Marcus Aurelius, a Stoic philosopher and a Roman emperor from 161 to 180 AD, once said:

“You have power over your mind — not outside events. Realize this, and you will find strength.”

This is a liberating reality — to realize we don’t have control over what happens in the world. But we do have control over our mind and what we expose it to on a regular basis.

I’ve also found that news that is important enough will eventually reach me — usually in a very quick manner, thanks to social media. If I see someone posting about a tragic event close to me (for example, the shooting at Covenant School in Nashville), I can then look it up and stay informed as it unfolds. But that is a choice I can intentionally make, rather than getting blasted with a firehose of tragedies happening all across the globe.

This decision has left me feeling more grounded, more at peace, and less prone to practicing judgment or stoking arguments. I don’t see everything through a political lens anymore. Sure, I still have my convictions and opinions on certain issues, but I’m now able to engage with others human to human as opposed to Democrat to Republican.

Again, I’m not promoting a complete detachment from society and all the goings on, or a lack of action entirely.
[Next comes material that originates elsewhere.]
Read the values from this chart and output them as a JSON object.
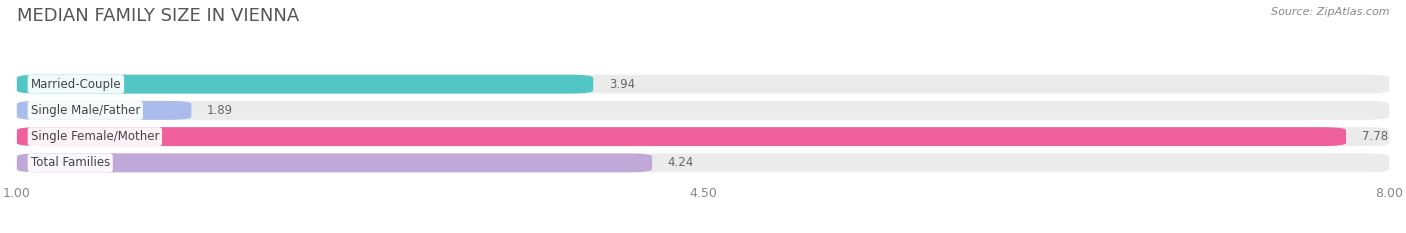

Voting, donating, and other forms of activism are important, especially for the issues you care about. But there is a way to have a thoughtful and healthy interaction with world events — one with boundaries and limits. After all, we are finite beings with a finite capacity for information, especially of the negative kind.

Instead, let’s fill our limited time dwelling on life-giving things, as Paul urges us to do in Philippians 4:8.

“Finally, brothers and sisters, whatever is true, whatever is noble, whatever is right, whatever is pure, whatever is lovely, whatever is admirable — if anything is excellent or praiseworthy — think about such things.”

What About You?

Have you also reduced your news intake? What benefits have you seen?